La décision concernant l'EPO a enfin été rendue. Et maintenant?

Le 20 octobre dernier, l'Organisation mondiale du commerce (OMC) a rendu un jugement favorable à l’endroit du Canada et du Mexique relativement aux exigences des États-Unis en matière d'étiquetage du pays d'origine (EPO). Le jugement indique que l’obligation d'indiquer sur les emballages de viande les lieux de naissance, d'élevage et d'abattage des bovins était discriminatoire, renforçant la décision déjà rendue en 2012.

Par conséquent, l’OMC a accordé 60 jours aux États-Unis pour s’acquitter de ses obligations en matière de commerce international. Il semble improbable que les États-Unis laissent tomber la mesure d’étiquetage du pays d’origine, en raison de l’absence de consensus à cet égard au sein du gouvernement américain comme dans le secteur de l’élevage.

Avant le jugement de l’OMC, 112 membres du Congrès américain ont envoyé une lettre au secrétaire à l'Agriculture, Tom Vilsack, l’exhortant à abroger les lois relatives à l’EPO pour clore le débat alors qu’inversement, 32 sénateurs américains ont publié une lettre incitant les États-Unis à rejeter toute démarche visant à assouplir les exigences de l’EPO.

Dans de telles circonstances, on s’attend à ce que les États-Unis exercent leur droit et portent la décision en appel. Par conséquent, le Canada et le Mexique seront autorisés à imposer des tarifs douaniers sur des biens américains en guise de représailles, et ce, dès l’été prochain.

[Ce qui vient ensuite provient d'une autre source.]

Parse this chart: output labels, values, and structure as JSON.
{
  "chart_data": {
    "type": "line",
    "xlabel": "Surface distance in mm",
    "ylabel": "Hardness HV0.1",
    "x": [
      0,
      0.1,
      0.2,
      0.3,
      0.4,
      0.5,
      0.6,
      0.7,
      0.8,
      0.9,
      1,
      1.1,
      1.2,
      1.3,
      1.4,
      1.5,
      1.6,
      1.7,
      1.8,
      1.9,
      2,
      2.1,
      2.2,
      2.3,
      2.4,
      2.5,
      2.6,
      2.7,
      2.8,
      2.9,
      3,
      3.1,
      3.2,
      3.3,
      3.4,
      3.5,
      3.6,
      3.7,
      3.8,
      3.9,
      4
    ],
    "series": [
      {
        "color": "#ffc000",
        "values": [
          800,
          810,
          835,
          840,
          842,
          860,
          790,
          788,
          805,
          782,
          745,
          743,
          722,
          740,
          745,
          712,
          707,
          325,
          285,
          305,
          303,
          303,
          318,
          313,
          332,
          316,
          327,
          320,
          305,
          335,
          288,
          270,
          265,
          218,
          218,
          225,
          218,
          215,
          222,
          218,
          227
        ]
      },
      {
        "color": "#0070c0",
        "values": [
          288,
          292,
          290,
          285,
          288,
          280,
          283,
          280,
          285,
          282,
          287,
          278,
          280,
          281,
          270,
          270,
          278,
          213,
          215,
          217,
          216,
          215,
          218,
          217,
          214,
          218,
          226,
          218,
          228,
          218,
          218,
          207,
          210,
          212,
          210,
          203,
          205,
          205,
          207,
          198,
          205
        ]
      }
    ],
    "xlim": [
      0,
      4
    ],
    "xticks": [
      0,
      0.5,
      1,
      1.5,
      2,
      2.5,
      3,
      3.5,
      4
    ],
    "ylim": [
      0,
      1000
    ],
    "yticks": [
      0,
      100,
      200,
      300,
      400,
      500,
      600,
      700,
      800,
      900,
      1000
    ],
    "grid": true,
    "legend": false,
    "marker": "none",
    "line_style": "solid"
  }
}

L’imposition de sanctions tarifaires pourrait représenter jusqu’à 2 milliards de dollars US, selon les estimations commerciales des États-Unis.

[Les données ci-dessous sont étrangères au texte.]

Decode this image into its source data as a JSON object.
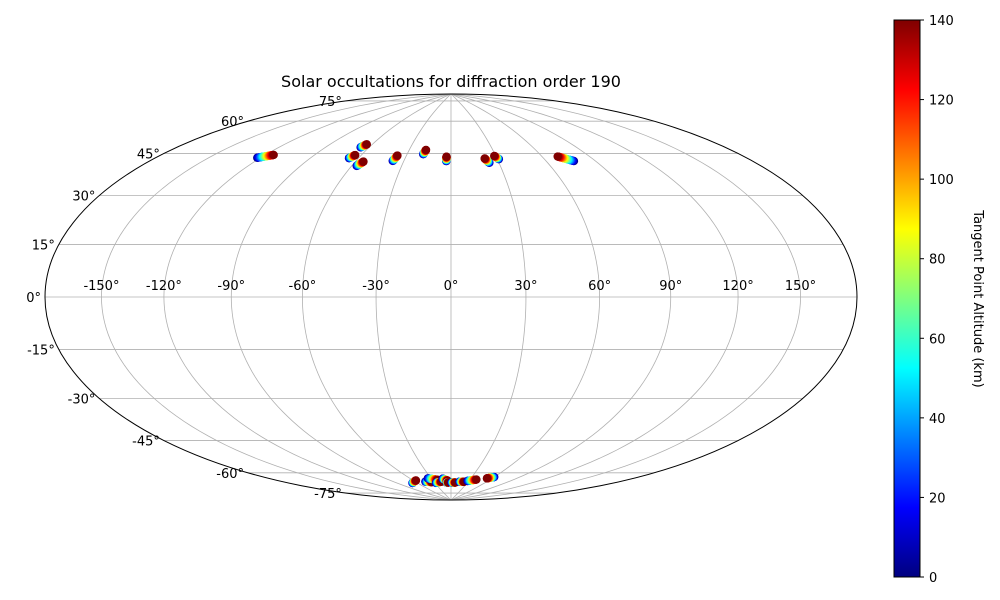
{
  "chart_data": {
    "type": "scatter",
    "projection": "hammer",
    "title": "Solar occultations for diffraction order 190",
    "xlabel": "",
    "ylabel": "",
    "grid": true,
    "lon_ticks": [
      "-150°",
      "-120°",
      "-90°",
      "-60°",
      "-30°",
      "0°",
      "30°",
      "60°",
      "90°",
      "120°",
      "150°"
    ],
    "lat_ticks": [
      "75°",
      "60°",
      "45°",
      "30°",
      "15°",
      "0°",
      "-15°",
      "-30°",
      "-45°",
      "-60°",
      "-75°"
    ],
    "lon_tick_values": [
      -150,
      -120,
      -90,
      -60,
      -30,
      0,
      30,
      60,
      90,
      120,
      150
    ],
    "lat_tick_values": [
      75,
      60,
      45,
      30,
      15,
      0,
      -15,
      -30,
      -45,
      -60,
      -75
    ],
    "colorbar": {
      "label": "Tangent Point Altitude (km)",
      "colormap": "jet",
      "range": [
        0,
        140
      ],
      "ticks": [
        "0",
        "20",
        "40",
        "60",
        "80",
        "100",
        "120",
        "140"
      ],
      "tick_values": [
        0,
        20,
        40,
        60,
        80,
        100,
        120,
        140
      ]
    },
    "tracks": [
      {
        "lon_low": -122,
        "lat_low": 51.5,
        "lon_high": -115,
        "lat_high": 53.5
      },
      {
        "lon_low": -66,
        "lat_low": 61.0,
        "lon_high": -64,
        "lat_high": 62.5
      },
      {
        "lon_low": -66,
        "lat_low": 56.0,
        "lon_high": -64,
        "lat_high": 57.5
      },
      {
        "lon_low": -57,
        "lat_low": 53.0,
        "lon_high": -55,
        "lat_high": 55.0
      },
      {
        "lon_low": -37,
        "lat_low": 56.0,
        "lon_high": -36,
        "lat_high": 58.5
      },
      {
        "lon_low": -19,
        "lat_low": 59.5,
        "lon_high": -18,
        "lat_high": 61.5
      },
      {
        "lon_low": -3,
        "lat_low": 56.5,
        "lon_high": -3,
        "lat_high": 58.5
      },
      {
        "lon_low": 24,
        "lat_low": 55.5,
        "lon_high": 22,
        "lat_high": 57.5
      },
      {
        "lon_low": 31,
        "lat_low": 57.0,
        "lon_high": 29,
        "lat_high": 58.5
      },
      {
        "lon_low": 77,
        "lat_low": 54.0,
        "lon_high": 70,
        "lat_high": 56.5
      },
      {
        "lon_low": -68,
        "lat_low": -79.5,
        "lon_high": -56,
        "lat_high": -78.5
      },
      {
        "lon_low": -44,
        "lat_low": -79.5,
        "lon_high": -34,
        "lat_high": -80.0
      },
      {
        "lon_low": -35,
        "lat_low": -78.0,
        "lon_high": -22,
        "lat_high": -79.0
      },
      {
        "lon_low": -28,
        "lat_low": -80.5,
        "lon_high": -17,
        "lat_high": -80.0
      },
      {
        "lon_low": -13,
        "lat_low": -78.5,
        "lon_high": -6,
        "lat_high": -79.5
      },
      {
        "lon_low": -8,
        "lat_low": -80.5,
        "lon_high": -5,
        "lat_high": -80.5
      },
      {
        "lon_low": 1,
        "lat_low": -80.5,
        "lon_high": 8,
        "lat_high": -80.5
      },
      {
        "lon_low": 15,
        "lat_low": -80.0,
        "lon_high": 23,
        "lat_high": -80.0
      },
      {
        "lon_low": 28,
        "lat_low": -79.5,
        "lon_high": 40,
        "lat_high": -78.5
      },
      {
        "lon_low": 60,
        "lat_low": -76.5,
        "lon_high": 53,
        "lat_high": -77.5
      }
    ]
  }
}
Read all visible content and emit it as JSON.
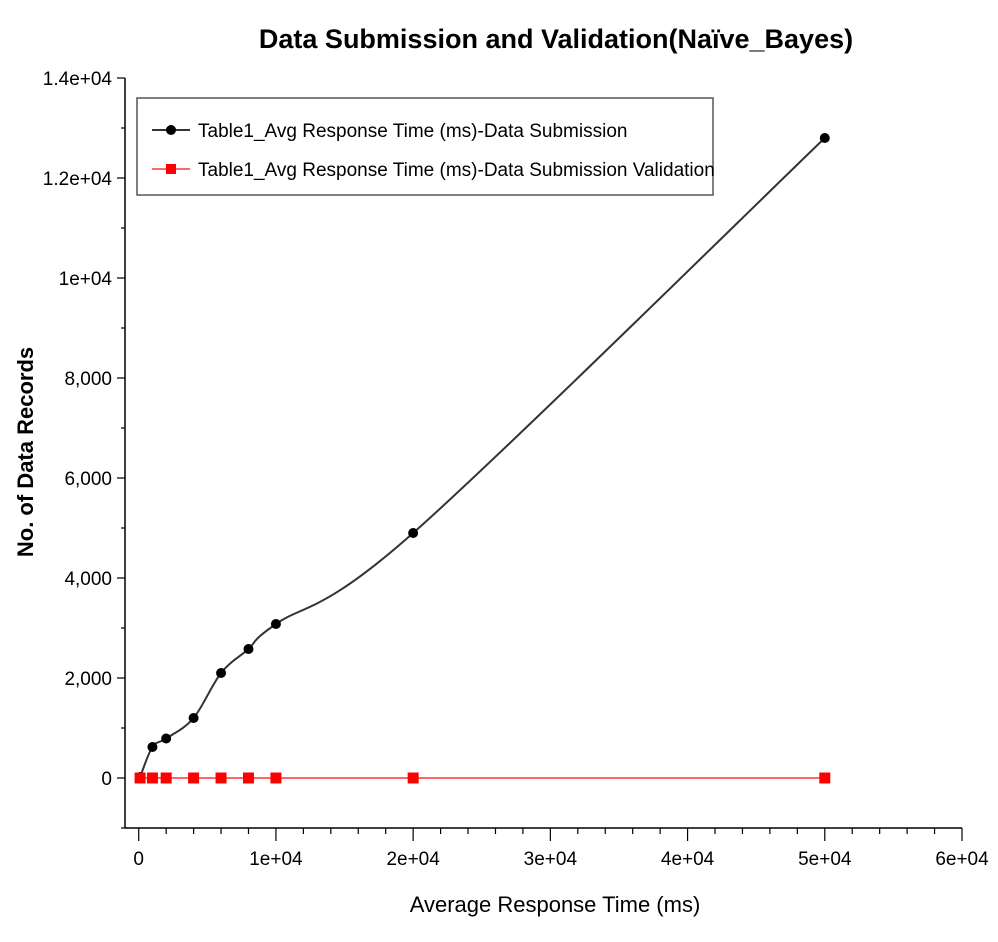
{
  "chart_data": {
    "type": "line",
    "title": "Data Submission and Validation(Naïve_Bayes)",
    "xlabel": "Average Response Time (ms)",
    "ylabel": "No. of Data Records",
    "xlim": [
      -1000,
      60000
    ],
    "ylim": [
      -1000,
      14000
    ],
    "x_ticks": [
      {
        "value": 0,
        "label": "0"
      },
      {
        "value": 10000,
        "label": "1e+04"
      },
      {
        "value": 20000,
        "label": "2e+04"
      },
      {
        "value": 30000,
        "label": "3e+04"
      },
      {
        "value": 40000,
        "label": "4e+04"
      },
      {
        "value": 50000,
        "label": "5e+04"
      },
      {
        "value": 60000,
        "label": "6e+04"
      }
    ],
    "y_ticks": [
      {
        "value": 0,
        "label": "0"
      },
      {
        "value": 2000,
        "label": "2,000"
      },
      {
        "value": 4000,
        "label": "4,000"
      },
      {
        "value": 6000,
        "label": "6,000"
      },
      {
        "value": 8000,
        "label": "8,000"
      },
      {
        "value": 10000,
        "label": "1e+04"
      },
      {
        "value": 12000,
        "label": "1.2e+04"
      },
      {
        "value": 14000,
        "label": "1.4e+04"
      }
    ],
    "grid": false,
    "legend_position": "top-left",
    "series": [
      {
        "name": "Table1_Avg Response Time (ms)-Data Submission",
        "color": "#000000",
        "line_color": "#333333",
        "marker": "circle",
        "x": [
          100,
          1000,
          2000,
          4000,
          6000,
          8000,
          10000,
          20000,
          50000
        ],
        "y": [
          20,
          620,
          790,
          1200,
          2100,
          2580,
          3080,
          4900,
          12800
        ]
      },
      {
        "name": "Table1_Avg Response Time (ms)-Data Submission Validation",
        "color": "#ff0000",
        "line_color": "#ff6666",
        "marker": "square",
        "x": [
          100,
          1000,
          2000,
          4000,
          6000,
          8000,
          10000,
          20000,
          50000
        ],
        "y": [
          0,
          0,
          0,
          0,
          0,
          0,
          0,
          0,
          0
        ]
      }
    ]
  }
}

L’industrie estime que depuis 2008, les coûts engendrés par l’EPO s’élèvent à plus de 3 milliards pour les producteurs de bovins canadiens et à plus de 2 milliards de dollars pour les producteurs de porc du pays.

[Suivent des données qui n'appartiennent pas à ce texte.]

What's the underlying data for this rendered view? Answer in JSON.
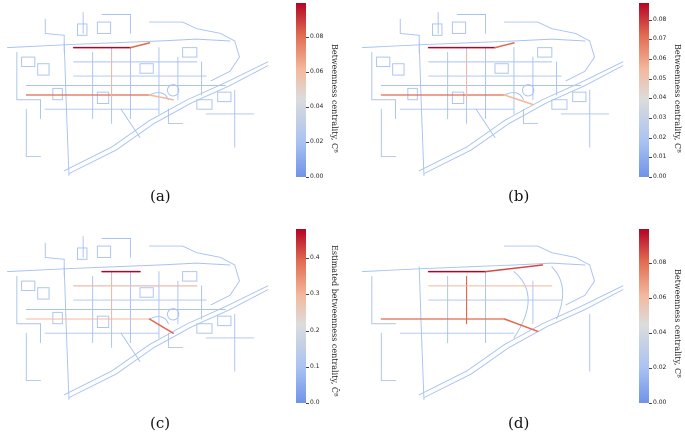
{
  "panels": [
    {
      "caption": "(a)",
      "cbar_label": "Betweenness centrality, Cᴮ",
      "ticks": [
        "0.00",
        "0.02",
        "0.04",
        "0.06",
        "0.08"
      ],
      "max": 0.1
    },
    {
      "caption": "(b)",
      "cbar_label": "Betweenness centrality, Cᴮ",
      "ticks": [
        "0.00",
        "0.01",
        "0.02",
        "0.03",
        "0.04",
        "0.05",
        "0.06",
        "0.07",
        "0.08"
      ],
      "max": 0.088
    },
    {
      "caption": "(c)",
      "cbar_label": "Estimated betweenness centrality, Ĉᴮ",
      "ticks": [
        "0.0",
        "0.1",
        "0.2",
        "0.3",
        "0.4"
      ],
      "max": 0.48
    },
    {
      "caption": "(d)",
      "cbar_label": "Betweenness centrality, Cᴮ",
      "ticks": [
        "0.00",
        "0.02",
        "0.04",
        "0.06",
        "0.08"
      ],
      "max": 0.1
    }
  ],
  "colors": {
    "low": "#a9c2f2",
    "mid": "#f3b89b",
    "high": "#b40426"
  }
}
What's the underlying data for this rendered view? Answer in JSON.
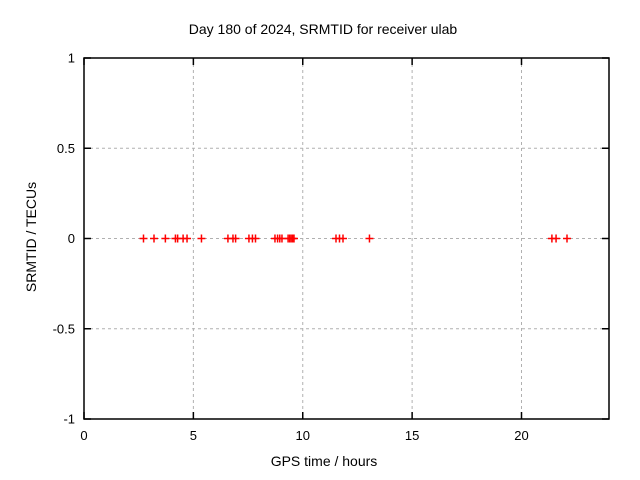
{
  "chart_data": {
    "type": "scatter",
    "title": "Day 180 of 2024, SRMTID for receiver ulab",
    "xlabel": "GPS time / hours",
    "ylabel": "SRMTID / TECUs",
    "xlim": [
      0,
      24
    ],
    "ylim": [
      -1,
      1
    ],
    "xticks": [
      0,
      5,
      10,
      15,
      20
    ],
    "xtick_labels": [
      "0",
      "5",
      "10",
      "15",
      "20"
    ],
    "yticks": [
      1,
      0.5,
      0,
      -0.5,
      -1
    ],
    "ytick_labels": [
      "1",
      "0.5",
      "0",
      "-0.5",
      "-1"
    ],
    "grid": true,
    "legend_position": "none",
    "background_color": "#ffffff",
    "grid_color": "#b0b0b0",
    "border_color": "#000000",
    "series": [
      {
        "name": "SRMTID",
        "marker": "plus",
        "color": "#ff0000",
        "x": [
          2.72,
          3.2,
          3.72,
          4.18,
          4.28,
          4.53,
          4.71,
          5.37,
          6.58,
          6.81,
          6.93,
          7.54,
          7.7,
          7.84,
          8.73,
          8.85,
          8.95,
          9.05,
          9.33,
          9.4,
          9.47,
          9.54,
          9.6,
          11.52,
          11.68,
          11.84,
          13.05,
          21.39,
          21.58,
          22.08
        ],
        "y": [
          0,
          0,
          0,
          0,
          0,
          0,
          0,
          0,
          0,
          0,
          0,
          0,
          0,
          0,
          0,
          0,
          0,
          0,
          0,
          0,
          0,
          0,
          0,
          0,
          0,
          0,
          0,
          0,
          0,
          0
        ]
      }
    ]
  }
}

Il y a toutefois peu de voies possibles pour résoudre le différend. Voici quelques possibilités :

1.       Le statu quo. Les États-Unis vont interjeter appel de la décision de l’OMC et la bataille juridique va s’éterniser. Même si les États-Unis perdent après avoir porté la cause en appel, ils pourraient tout de même décider d’accepter l’imposition de tarifs par le Canada et le Mexique. Certains membres de l’OMC ont créé des précédents en choisissant de faire fi d’un jugement après avoir perdu une cause. Ces derniers ont dû faire face à des sanctions, comme ce fut le cas avec l’Union européenne concernant le bœuf aux hormones du Canada, cause qui n’a été résolue que de nombreuses années après le jugement initial de l’OMC.

2.       Le gouvernement américain pourrait assouplir ses exigences visant à différencier les produits américains de façon importante. Les usines d’emballage des États-Unis pourraient utiliser des étiquettes portant la mention « produit des États-Unis, du Canada ou du Mexique », ce qui permettrait aux États-Unis de respecter les règles de l’OMC visant à assurer un traitement équitable des bovins canadiens et mexicains, par rapport aux bovins américains.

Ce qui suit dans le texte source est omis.